The Sense unit doesn’t pull much, so maybe you’ll be able to turn the breaker on without the bigger device on that breaker turning on, which would not work with the setup process normally…I dunno. :man_shrugging:

Yes, this should work for the furnace.

You won’t be able to go through the standard setup flow if you want to monitor the circuit that sense is powered on. One option is to install the CTs on another load of the same type (240V/120V) and on the same leg of the panel and then swap the CTs over to the stove breaker after setup, but this has not been thoroughly tested.

Thanks Edison517 and Justin - I will install a 15A 240V dual pole breaker and move the Sense unit to it so it will be on it’s own breaker. With this done will I be able to use 1 probe on the stove circuit as described in the detailed training and my first pic? (both wires in one probe but different directions)
Can you also confirm if this logic is correct.
My Hydro bill in winter is around $450.00 so I need to accurately monitor the furnace. I thought that if I monitor my furnace on one probe and my stove on another and then my washing machine on a Smart Plug that I would be removing a lot of “noise” for Sense to sift through. (at least 14 different heat sources and 2 motors). This would get me very accurate measurements on these devices and hopefully make it easier for Sense to learn what the water heater and dryer look like. These are the main items I want to monitor closely.

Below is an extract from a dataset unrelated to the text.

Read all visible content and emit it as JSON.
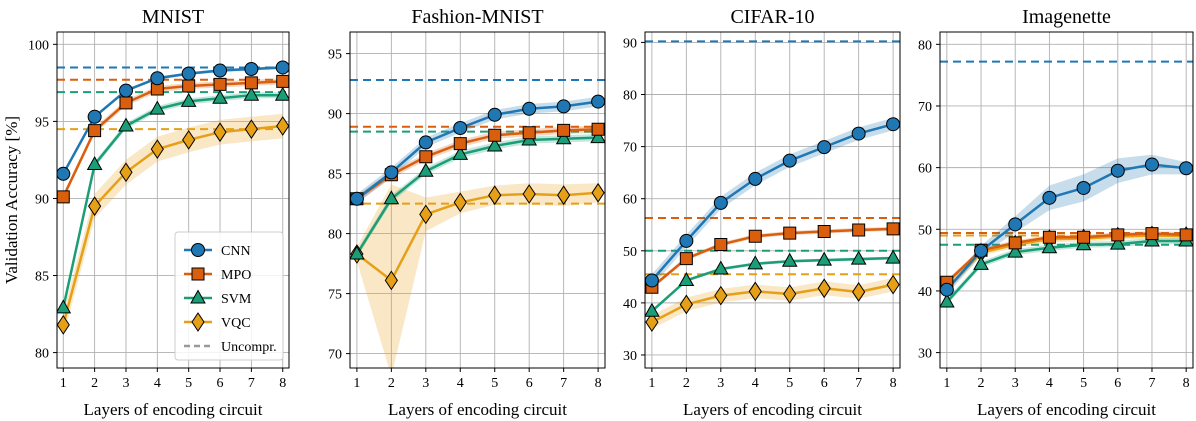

You don’t need to use the wiring method from your picture above for a 240v-only load like a stove. You say your stove does have a connection to the neutral bus. Can you confirm this is actually a neutral connection that’s in use and not a grounding conductor attached to a shared ground/neutral bus? Some older stoves might have had a neutral to run a 120v clock motor, but that amount of power is negligible and I’d just use the conventional 240v single-CT monitoring method without the loop and dual conductors thru CT that the 120/240 wiring method requires.

Hi pswired - yes. In the picture above you’ll see a white insulated conductor terminating on the common bus for the stove.

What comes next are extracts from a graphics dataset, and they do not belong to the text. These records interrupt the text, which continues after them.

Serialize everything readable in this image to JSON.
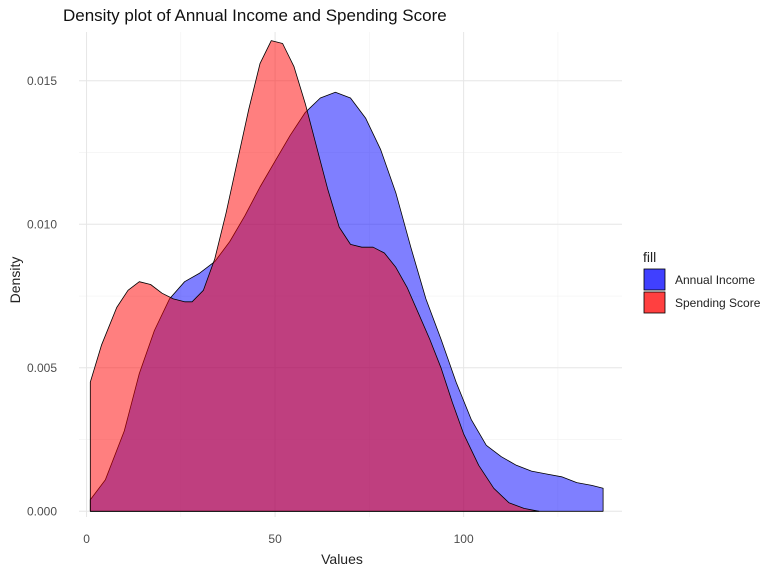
{
  "chart_data": {
    "type": "area",
    "title": "Density plot of Annual Income and Spending Score",
    "xlabel": "Values",
    "ylabel": "Density",
    "xlim": [
      -2,
      142
    ],
    "ylim": [
      -0.0002,
      0.0167
    ],
    "x_ticks": [
      0,
      50,
      100
    ],
    "x_tick_labels": [
      "0",
      "50",
      "100"
    ],
    "y_ticks": [
      0.0,
      0.005,
      0.01,
      0.015
    ],
    "y_tick_labels": [
      "0.000",
      "0.005",
      "0.010",
      "0.015"
    ],
    "grid": true,
    "legend": {
      "title": "fill",
      "placement": "right"
    },
    "series": [
      {
        "name": "Annual Income",
        "color": "#0000FF",
        "fill_opacity": 0.5,
        "points": [
          [
            1,
            0.0004
          ],
          [
            5,
            0.0011
          ],
          [
            10,
            0.0028
          ],
          [
            14,
            0.0048
          ],
          [
            18,
            0.0063
          ],
          [
            22,
            0.0074
          ],
          [
            26,
            0.008
          ],
          [
            30,
            0.0083
          ],
          [
            34,
            0.0087
          ],
          [
            38,
            0.0094
          ],
          [
            42,
            0.0103
          ],
          [
            46,
            0.0113
          ],
          [
            50,
            0.0122
          ],
          [
            54,
            0.0131
          ],
          [
            58,
            0.0139
          ],
          [
            62,
            0.0144
          ],
          [
            66,
            0.0146
          ],
          [
            70,
            0.0144
          ],
          [
            74,
            0.0137
          ],
          [
            78,
            0.0126
          ],
          [
            82,
            0.0111
          ],
          [
            86,
            0.0092
          ],
          [
            90,
            0.0074
          ],
          [
            94,
            0.006
          ],
          [
            98,
            0.0045
          ],
          [
            102,
            0.0032
          ],
          [
            106,
            0.0023
          ],
          [
            110,
            0.0019
          ],
          [
            114,
            0.0016
          ],
          [
            118,
            0.0014
          ],
          [
            122,
            0.0013
          ],
          [
            126,
            0.0012
          ],
          [
            130,
            0.001
          ],
          [
            134,
            0.0009
          ],
          [
            137,
            0.0008
          ]
        ]
      },
      {
        "name": "Spending Score",
        "color": "#FF0000",
        "fill_opacity": 0.5,
        "points": [
          [
            1,
            0.0045
          ],
          [
            4,
            0.0058
          ],
          [
            8,
            0.0071
          ],
          [
            11,
            0.0077
          ],
          [
            14,
            0.008
          ],
          [
            17,
            0.0079
          ],
          [
            20,
            0.0076
          ],
          [
            23,
            0.0074
          ],
          [
            26,
            0.0073
          ],
          [
            28,
            0.0073
          ],
          [
            31,
            0.0077
          ],
          [
            34,
            0.0088
          ],
          [
            37,
            0.0104
          ],
          [
            40,
            0.0122
          ],
          [
            43,
            0.014
          ],
          [
            46,
            0.0156
          ],
          [
            49,
            0.0164
          ],
          [
            52,
            0.0163
          ],
          [
            55,
            0.0155
          ],
          [
            58,
            0.0142
          ],
          [
            61,
            0.0127
          ],
          [
            64,
            0.0112
          ],
          [
            67,
            0.0099
          ],
          [
            70,
            0.0093
          ],
          [
            73,
            0.0092
          ],
          [
            76,
            0.0092
          ],
          [
            79,
            0.009
          ],
          [
            82,
            0.0085
          ],
          [
            85,
            0.0078
          ],
          [
            88,
            0.0069
          ],
          [
            91,
            0.006
          ],
          [
            94,
            0.005
          ],
          [
            97,
            0.0038
          ],
          [
            100,
            0.0027
          ],
          [
            104,
            0.0016
          ],
          [
            108,
            0.0008
          ],
          [
            112,
            0.0003
          ],
          [
            116,
            0.0001
          ],
          [
            120,
            0.0
          ]
        ]
      }
    ]
  }
}
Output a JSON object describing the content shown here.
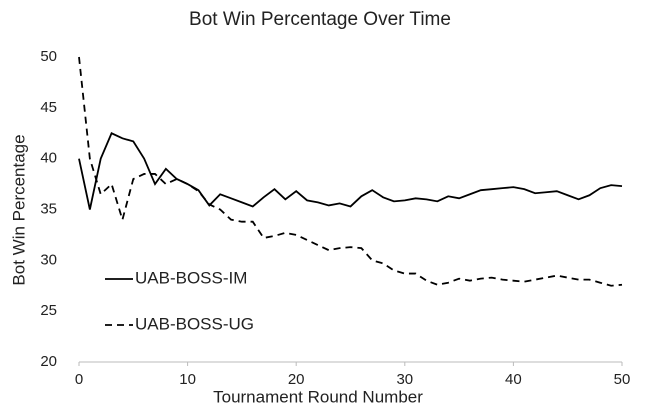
{
  "chart_data": {
    "type": "line",
    "title": "Bot Win Percentage Over Time",
    "xlabel": "Tournament Round Number",
    "ylabel": "Bot Win Percentage",
    "x": [
      0,
      1,
      2,
      3,
      4,
      5,
      6,
      7,
      8,
      9,
      10,
      11,
      12,
      13,
      14,
      15,
      16,
      17,
      18,
      19,
      20,
      21,
      22,
      23,
      24,
      25,
      26,
      27,
      28,
      29,
      30,
      31,
      32,
      33,
      34,
      35,
      36,
      37,
      38,
      39,
      40,
      41,
      42,
      43,
      44,
      45,
      46,
      47,
      48,
      49,
      50
    ],
    "series": [
      {
        "name": "UAB-BOSS-IM",
        "color": "#000000",
        "dash": "solid",
        "values": [
          40,
          35,
          40,
          42.5,
          42,
          41.7,
          40,
          37.5,
          39,
          38,
          37.5,
          36.9,
          35.4,
          36.5,
          36.1,
          35.7,
          35.3,
          36.2,
          37,
          36,
          36.8,
          35.9,
          35.7,
          35.4,
          35.6,
          35.3,
          36.3,
          36.9,
          36.2,
          35.8,
          35.9,
          36.1,
          36,
          35.8,
          36.3,
          36.1,
          36.5,
          36.9,
          37,
          37.1,
          37.2,
          37,
          36.6,
          36.7,
          36.8,
          36.4,
          36,
          36.4,
          37.1,
          37.4,
          37.3
        ]
      },
      {
        "name": "UAB-BOSS-UG",
        "color": "#000000",
        "dash": "dashed",
        "values": [
          50,
          40,
          36.5,
          37.5,
          34,
          38,
          38.5,
          38.5,
          37.5,
          38,
          37.5,
          36.8,
          35.5,
          35,
          34,
          33.8,
          33.8,
          32.2,
          32.4,
          32.7,
          32.5,
          32,
          31.5,
          31,
          31.2,
          31.3,
          31.2,
          30,
          29.7,
          29,
          28.7,
          28.7,
          28,
          27.6,
          27.8,
          28.2,
          28,
          28.2,
          28.3,
          28.1,
          28,
          27.9,
          28.1,
          28.3,
          28.5,
          28.3,
          28.1,
          28.1,
          27.8,
          27.5,
          27.6
        ]
      }
    ],
    "xlim": [
      0,
      50
    ],
    "xticks": [
      0,
      10,
      20,
      30,
      40,
      50
    ],
    "ylim": [
      20,
      50
    ],
    "yticks": [
      20,
      25,
      30,
      35,
      40,
      45,
      50
    ],
    "grid": false,
    "legend": "lower left"
  }
}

I guess I’ll invest in the Flex Add On sensor and a smart plug. I hope this will enable Sense to learn a little more easily and meanwhile I monitor high use devices immediately. Is this wise?

There appears to be some ‘confusion’ about this topic (at least from my side). If I understand this correctly, then there are two options by which furnaces (and ACs) are wired, since they both use a double breaker:

  1. Both breakers are connected to the Neutral (common) - Parallel ?
  2. None of the breakers is connected to Neutral - Serial ?

In situation 1, the CT needs to wrap around the two straight wires coming out of the breakers
In situation 2 however, the CT needs to wrap around both wires, but one of the wires needs to have a loop, so as to change the current’s direction. If that is the case, how does one know which wire to loop? … because, depending on which one, the current will be in-phase or opposite the main incoming power wires.

I reckon I’m approaching this a bit with my 3-phase background … and do not fully (yet) understand the working details of the two parallel legs coming into the house.

Any brave soul care to shed some light?

I asked the electrician who installed my Sense few days ago about why there is no 3-phase option in the US, and he replied “The rest of the world got destroyed in WW2”. I think what he meant is, most of Europe rebuilt ‘correctly’ by using 3-phase after the war, whereas in NA, we had to make do with a legacy system that was not necessarily ideal, but was too expensive to replace. Is that really the consensus ? I know, a bit off-topic, but nonetheless, a valid ‘trivia’ question.